Site archéologique du dolmen des Roques n° 2
Vestige mégalithique d'exception niché dans le Quercy, ce dolmen néolithique révèle une chambre funéraire remarquablement préservée, enchâssée dans un cairn circulaire aux doubles couronnes de dalles — rare témoignage de 5 000 ans d'histoire.
Histoire
Au cœur du causse lotois, sur les terres silencieuses de Durbans, le dolmen des Roques n° 2 se dresse comme une énigme de pierre posée par les premiers paysans de la préhistoire. Inscrit aux Monuments Historiques en 2012, ce site archéologique appartient à cette constellation de mégalithes qui parsèment le Quercy et font de cette région l'un des territoires les plus riches de France en matière de patrimoine néolithique. Ce n'est pas simplement un amas de pierres : c'est l'archive la plus ancienne d'une humanité qui pensait déjà l'au-delà. Ce qui distingue immédiatement le dolmen des Roques n° 2 de ses congénères lotois, c'est la qualité de sa conservation et la complexité de son architecture. La chambre funéraire, orientée vers le sud-est selon une logique symbolique probablement liée au soleil levant, est restée intacte dans ses grandes lignes, malgré les millénaires. Seule la dalle de couverture présente une fragmentation partielle — une blessure du temps qui n'entame pas la lecture d'ensemble du monument. Cette lisibilité architecturale est précisément ce qui fait la valeur scientifique et pédagogique du site. L'expérience de visite est celle de la contemplation et de l'étonnement. Approcher ce cairn circulaire, observer la double couronne de dalles de chant qui encercle la chambre centrale, c'est saisir physiquement la notion de sacré préhistorique. Le visiteur se retrouve face à une organisation spatiale réfléchie, planifiée, qui témoigne de savoir-faire techniques sophistiqués et de croyances élaborées sur la mort et la mémoire collective. Le monument parle à tous — au curieux, au promeneur, à l'archéologue — avec une éloquence que les siècles n'ont pas érodée.
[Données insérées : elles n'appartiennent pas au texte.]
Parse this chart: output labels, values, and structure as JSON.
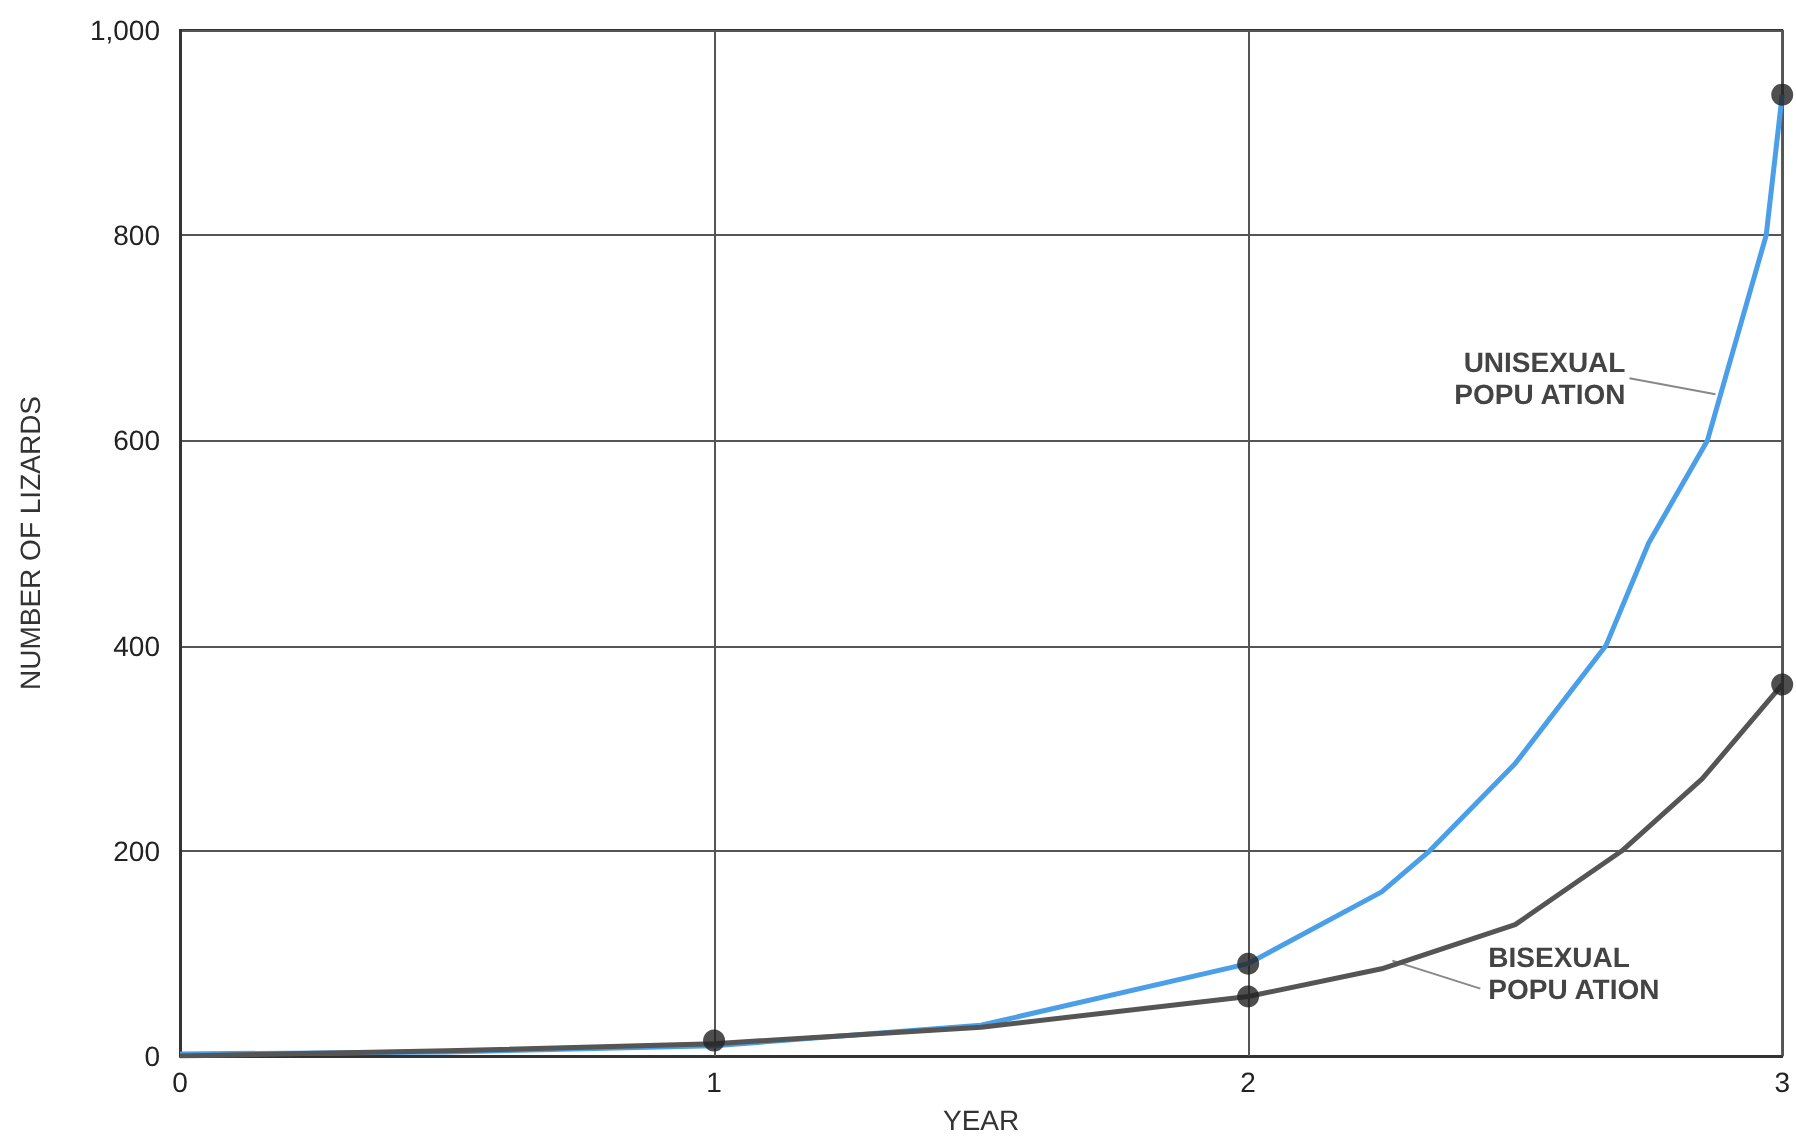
{
  "chart_data": {
    "type": "line",
    "xlabel": "YEAR",
    "ylabel": "NUMBER OF LIZARDS",
    "xlim": [
      0,
      3
    ],
    "xticks": [
      0,
      1,
      2,
      3
    ],
    "ylim": [
      0,
      1000
    ],
    "yticks": [
      0,
      200,
      400,
      600,
      800,
      {
        "value": 1000,
        "label": "1,000"
      }
    ],
    "grid": true,
    "line_style": "solid",
    "series": [
      {
        "color": "#4a9fe8",
        "x": [
          0,
          0.5,
          1,
          1.5,
          2,
          2.25,
          2.34,
          2.5,
          2.67,
          2.75,
          2.86,
          2.97,
          3
        ],
        "values": [
          2,
          4,
          10,
          30,
          90,
          160,
          200,
          285,
          400,
          500,
          600,
          800,
          937
        ]
      },
      {
        "color": "#555555",
        "x": [
          0,
          0.5,
          1,
          1.5,
          2,
          2.25,
          2.5,
          2.7,
          2.85,
          3
        ],
        "values": [
          0,
          5,
          12,
          28,
          58,
          85,
          128,
          200,
          270,
          362
        ]
      },
      {
        "type": "scatter",
        "marker": "circle",
        "color": "#222222",
        "x": [
          1,
          2,
          2,
          3,
          3
        ],
        "values": [
          15,
          90,
          58,
          937,
          362
        ]
      }
    ],
    "annotations": [
      {
        "text": "UNISEXUAL\nPOPU ATION",
        "x": 2.875,
        "y": 645
      },
      {
        "text": "BISEXUAL\nPOPU ATION",
        "x": 2.27,
        "y": 93
      }
    ]
  }
}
Le cadre naturel renforce cette impression hors du temps. Le caussenard lot, avec ses pelouses calcaires, ses genévriers et ses chênes pubescents, forme un écrin végétal qui isole le monument du monde contemporain. Le silence n'y est interrompu que par le vent et les rapaces. C'est dans cette atmosphère particulière, à la fois austère et lumineuse, que le dolmen des Roques n° 2 révèle toute sa dimension — celle d'un lieu de mémoire qui a traversé l'intégralité de l'aventure humaine en Occident.
Architecture
Le dolmen des Roques n° 2 appartient au type des sépultures mégalithiques à chambre simple ou à couloir court, caractéristique du Néolithique quercinois. La chambre funéraire, pièce maîtresse du dispositif, est composée de grandes dalles de calcaire local dressées verticalement (orthostates) pour former les parois, et surmontées d'une table de couverture. Cette dalle de couverture, partiellement fragmentée, atteste d'un volume initial probablement supérieur à ce qui est visible aujourd'hui, tout en préservant la lisibilité structurelle de l'ensemble. L'orientation de l'entrée vers le sud-est est caractéristique des pratiques symboliques néolithiques, possiblement liées au soleil levant aux équinoxes. L'élément le plus remarquable d'un point de vue architectural est la double couronne de dalles de chant insérée dans le cairn circulaire. Ce dispositif péristaltique — rare dans la région — révèle une conception volumétrique élaborée : le cairn ne se résume pas à un simple remblai de protection, mais constitue une architecture à part entière, avec ses propres phases de construction et ses logiques formelles. Les couronnes concentriques de pierres levées structurent l'enveloppe extérieure du monument comme un véritable « manteau architectural », dont la complexité trahit des reprises et des réaménagements sur plusieurs générations ou siècles. Les matériaux employés sont exclusivement locaux : calcaire du causse lotois, abondant et facile à débiter en grandes plaques. L'absence de transport sur de longues distances ne diminue en rien la prouesse technique — les orthostates peuvent peser plusieurs tonnes, leur mise en œuvre impliquant une organisation collective et des techniques de levage élaborées (rampes de terre, leviers, cordes). L'ensemble du monument s'inscrit dans un diamètre de cairn estimé entre 10 et 15 mètres, dimensions courantes pour les dolmins du Lot.